Nous devons prendre en compte la probabilité qu’un secret soit un vrai positif sur la base de multiples indicateurs différents et de signaux faibles. Certains secrets ont des modèles fixes qui peuvent être identifiés, mais la plupart n’en ont pas. Ils peuvent également avoir différents jeux de caractères, différentes longueurs et apparaître dans de nombreux contextes différents. Tous ces éléments font qu’il est extrêmement difficile de détecter des secrets avec précision sans signaler les faux positifs.

Un autre aspect important de la détection des secrets est le choix d’une solution capable de détecter des secrets dans un périmètre plus large.

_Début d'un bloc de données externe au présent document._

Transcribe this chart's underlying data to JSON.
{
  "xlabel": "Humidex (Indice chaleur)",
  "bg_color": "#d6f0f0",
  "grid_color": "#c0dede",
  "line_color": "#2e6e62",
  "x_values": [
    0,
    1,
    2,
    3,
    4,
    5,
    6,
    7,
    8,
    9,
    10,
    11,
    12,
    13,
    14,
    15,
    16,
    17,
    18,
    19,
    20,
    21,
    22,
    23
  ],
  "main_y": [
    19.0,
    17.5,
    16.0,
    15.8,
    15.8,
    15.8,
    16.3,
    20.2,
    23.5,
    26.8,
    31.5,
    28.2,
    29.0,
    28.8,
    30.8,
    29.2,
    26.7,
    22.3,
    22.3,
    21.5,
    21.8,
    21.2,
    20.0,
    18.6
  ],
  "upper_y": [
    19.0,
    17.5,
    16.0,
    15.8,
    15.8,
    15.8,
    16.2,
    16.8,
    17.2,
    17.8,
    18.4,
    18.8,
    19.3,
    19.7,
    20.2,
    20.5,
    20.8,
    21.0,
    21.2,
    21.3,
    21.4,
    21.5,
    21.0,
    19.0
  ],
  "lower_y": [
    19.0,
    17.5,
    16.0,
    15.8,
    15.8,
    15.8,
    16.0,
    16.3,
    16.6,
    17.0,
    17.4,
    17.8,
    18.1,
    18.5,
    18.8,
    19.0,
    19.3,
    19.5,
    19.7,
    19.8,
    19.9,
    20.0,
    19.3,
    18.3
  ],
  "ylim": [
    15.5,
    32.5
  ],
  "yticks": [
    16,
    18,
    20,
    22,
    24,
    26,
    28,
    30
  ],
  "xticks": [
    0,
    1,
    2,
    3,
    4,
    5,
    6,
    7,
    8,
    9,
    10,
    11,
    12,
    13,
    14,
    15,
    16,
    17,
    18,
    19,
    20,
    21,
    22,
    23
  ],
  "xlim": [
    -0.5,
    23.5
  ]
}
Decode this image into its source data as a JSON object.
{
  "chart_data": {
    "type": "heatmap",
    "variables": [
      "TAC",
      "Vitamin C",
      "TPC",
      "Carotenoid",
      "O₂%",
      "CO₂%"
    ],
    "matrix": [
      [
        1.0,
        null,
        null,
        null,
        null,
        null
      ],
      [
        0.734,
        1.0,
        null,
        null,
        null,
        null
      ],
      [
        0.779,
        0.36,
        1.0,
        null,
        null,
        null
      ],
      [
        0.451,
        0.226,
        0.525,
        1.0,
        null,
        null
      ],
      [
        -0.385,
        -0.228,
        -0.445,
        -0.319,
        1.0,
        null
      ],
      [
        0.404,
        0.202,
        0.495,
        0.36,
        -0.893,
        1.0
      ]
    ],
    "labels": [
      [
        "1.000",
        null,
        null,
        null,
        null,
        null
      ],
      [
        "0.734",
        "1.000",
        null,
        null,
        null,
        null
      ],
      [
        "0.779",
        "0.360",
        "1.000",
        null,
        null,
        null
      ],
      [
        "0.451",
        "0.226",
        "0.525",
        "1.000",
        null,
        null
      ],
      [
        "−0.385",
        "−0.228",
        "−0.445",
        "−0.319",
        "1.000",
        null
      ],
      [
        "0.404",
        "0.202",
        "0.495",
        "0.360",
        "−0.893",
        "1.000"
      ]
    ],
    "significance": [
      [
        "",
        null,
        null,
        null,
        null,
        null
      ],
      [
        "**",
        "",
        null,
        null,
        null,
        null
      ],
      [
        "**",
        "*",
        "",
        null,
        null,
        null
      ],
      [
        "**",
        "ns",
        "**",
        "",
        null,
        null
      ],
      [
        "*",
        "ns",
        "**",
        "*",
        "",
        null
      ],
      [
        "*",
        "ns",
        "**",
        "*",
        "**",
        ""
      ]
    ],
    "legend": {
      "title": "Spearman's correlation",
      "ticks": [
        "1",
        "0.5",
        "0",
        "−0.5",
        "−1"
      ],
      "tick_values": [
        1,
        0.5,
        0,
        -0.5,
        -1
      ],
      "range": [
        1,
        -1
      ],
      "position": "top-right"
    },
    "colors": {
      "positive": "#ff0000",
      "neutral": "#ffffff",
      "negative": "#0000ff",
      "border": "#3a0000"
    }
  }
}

Pas seulement dans les référentiels contrôlés par l’entreprise, mais aussi dans les référentiels personnels des employés. En fait, seulement 15 % des fuites de secrets se produisent dans les référentiels des entreprises, les 85 % restants se produisent dans les référentiels personnels des développeurs. De nombreux incidents de sécurité très médiatisés se sont produits à la suite de fuites et de découvertes de secrets dans les référentiels des employés, notamment chez Uber et, plus récemment, chez Solarwinds ou encore Codeco.

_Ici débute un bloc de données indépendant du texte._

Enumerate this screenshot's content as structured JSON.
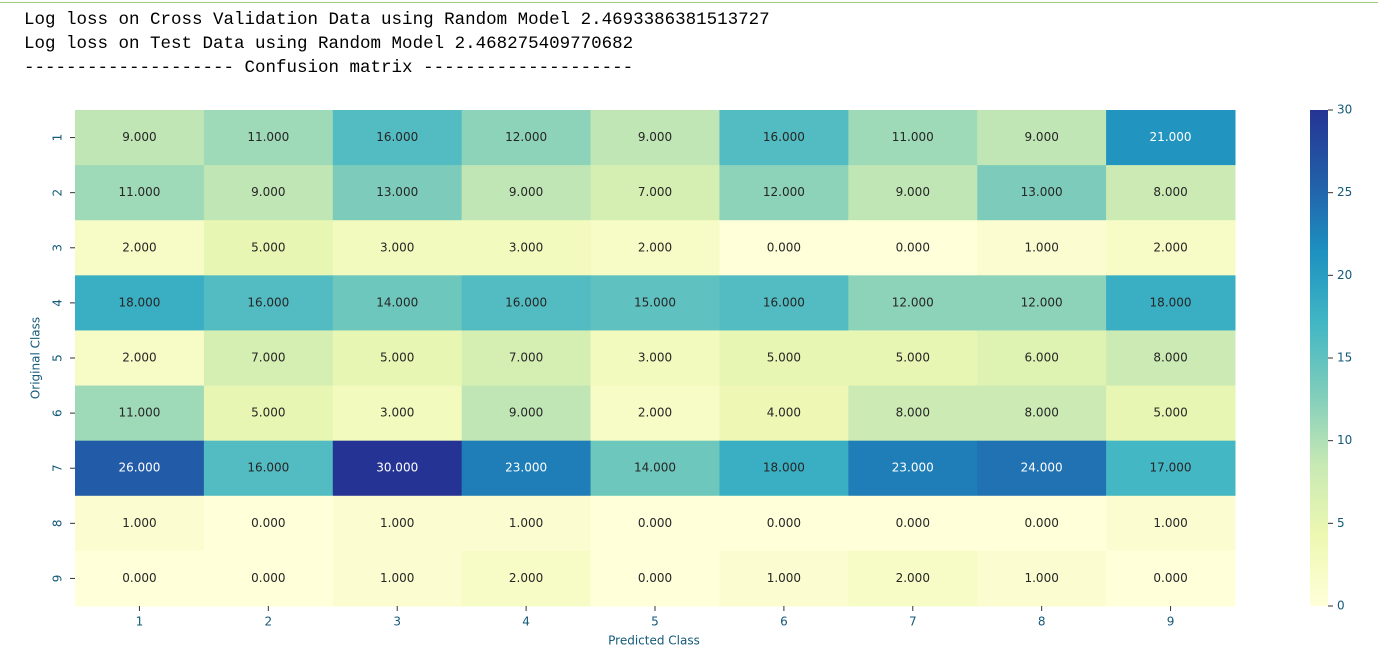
{
  "output": [
    "Log loss on Cross Validation Data using Random Model 2.4693386381513727",
    "Log loss on Test Data using Random Model 2.468275409770682",
    "-------------------- Confusion matrix --------------------"
  ],
  "chart_data": {
    "type": "heatmap",
    "x_label": "Predicted Class",
    "y_label": "Original Class",
    "x_categories": [
      "1",
      "2",
      "3",
      "4",
      "5",
      "6",
      "7",
      "8",
      "9"
    ],
    "y_categories": [
      "1",
      "2",
      "3",
      "4",
      "5",
      "6",
      "7",
      "8",
      "9"
    ],
    "values": [
      [
        9,
        11,
        16,
        12,
        9,
        16,
        11,
        9,
        21
      ],
      [
        11,
        9,
        13,
        9,
        7,
        12,
        9,
        13,
        8
      ],
      [
        2,
        5,
        3,
        3,
        2,
        0,
        0,
        1,
        2
      ],
      [
        18,
        16,
        14,
        16,
        15,
        16,
        12,
        12,
        18
      ],
      [
        2,
        7,
        5,
        7,
        3,
        5,
        5,
        6,
        8
      ],
      [
        11,
        5,
        3,
        9,
        2,
        4,
        8,
        8,
        5
      ],
      [
        26,
        16,
        30,
        23,
        14,
        18,
        23,
        24,
        17
      ],
      [
        1,
        0,
        1,
        1,
        0,
        0,
        0,
        0,
        1
      ],
      [
        0,
        0,
        1,
        2,
        0,
        1,
        2,
        1,
        0
      ]
    ],
    "value_labels": [
      [
        "9.000",
        "11.000",
        "16.000",
        "12.000",
        "9.000",
        "16.000",
        "11.000",
        "9.000",
        "21.000"
      ],
      [
        "11.000",
        "9.000",
        "13.000",
        "9.000",
        "7.000",
        "12.000",
        "9.000",
        "13.000",
        "8.000"
      ],
      [
        "2.000",
        "5.000",
        "3.000",
        "3.000",
        "2.000",
        "0.000",
        "0.000",
        "1.000",
        "2.000"
      ],
      [
        "18.000",
        "16.000",
        "14.000",
        "16.000",
        "15.000",
        "16.000",
        "12.000",
        "12.000",
        "18.000"
      ],
      [
        "2.000",
        "7.000",
        "5.000",
        "7.000",
        "3.000",
        "5.000",
        "5.000",
        "6.000",
        "8.000"
      ],
      [
        "11.000",
        "5.000",
        "3.000",
        "9.000",
        "2.000",
        "4.000",
        "8.000",
        "8.000",
        "5.000"
      ],
      [
        "26.000",
        "16.000",
        "30.000",
        "23.000",
        "14.000",
        "18.000",
        "23.000",
        "24.000",
        "17.000"
      ],
      [
        "1.000",
        "0.000",
        "1.000",
        "1.000",
        "0.000",
        "0.000",
        "0.000",
        "0.000",
        "1.000"
      ],
      [
        "0.000",
        "0.000",
        "1.000",
        "2.000",
        "0.000",
        "1.000",
        "2.000",
        "1.000",
        "0.000"
      ]
    ],
    "colormap": [
      "#ffffd9",
      "#edf8b1",
      "#c7e9b4",
      "#7fcdbb",
      "#41b6c4",
      "#1d91c0",
      "#225ea8",
      "#253494"
    ],
    "clim": [
      0,
      30
    ],
    "cticks": [
      0,
      5,
      10,
      15,
      20,
      25,
      30
    ]
  }
}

La façon dont les applications sont développées a radicalement changé pour inclure un système distribué de blocs reliés entre eux par des secrets. Ces secrets sont souvent codés en dur dans le code source, car ils sont conçus pour être utilisés de manière programmatique, ce qui peut entraîner leur fuite. La fuite de secrets est une menace unique pour les organisations car, contrairement aux autres vulnérabilités, une fois qu’un secret a été divulgué, il reste une menace pendant toute sa durée de vie. Après tout, il reste accessible dans l’historique du projet. Pour cette raison et parce que le logiciel comportera toujours un élément humain sujet à des erreurs, les outils actuels de sécurité des applications ne sont pas adéquats pour nous protéger de cette nouvelle menace. Cette situation a donné naissance à un nouveau segment de la sécurité applicative appelée détection automatique de secrets. Bien que simple dans son concept, la détection des secrets dans le code source est intrinsèquement difficile en raison de la nature probabiliste des secrets. De plus, les secrets peuvent se diffuser dans des actifs sur lesquels les organisations n’ont aucun contrôle, comme les dépôts git des employés. Pour ces raisons, les organisations doivent s’assurer que la solution qu’elles choisissent pour lutter contre ce problème est non seulement dotée d’un système de détection adéquat, mais qu’elle couvre également les actifs internes et externes à l’organisation.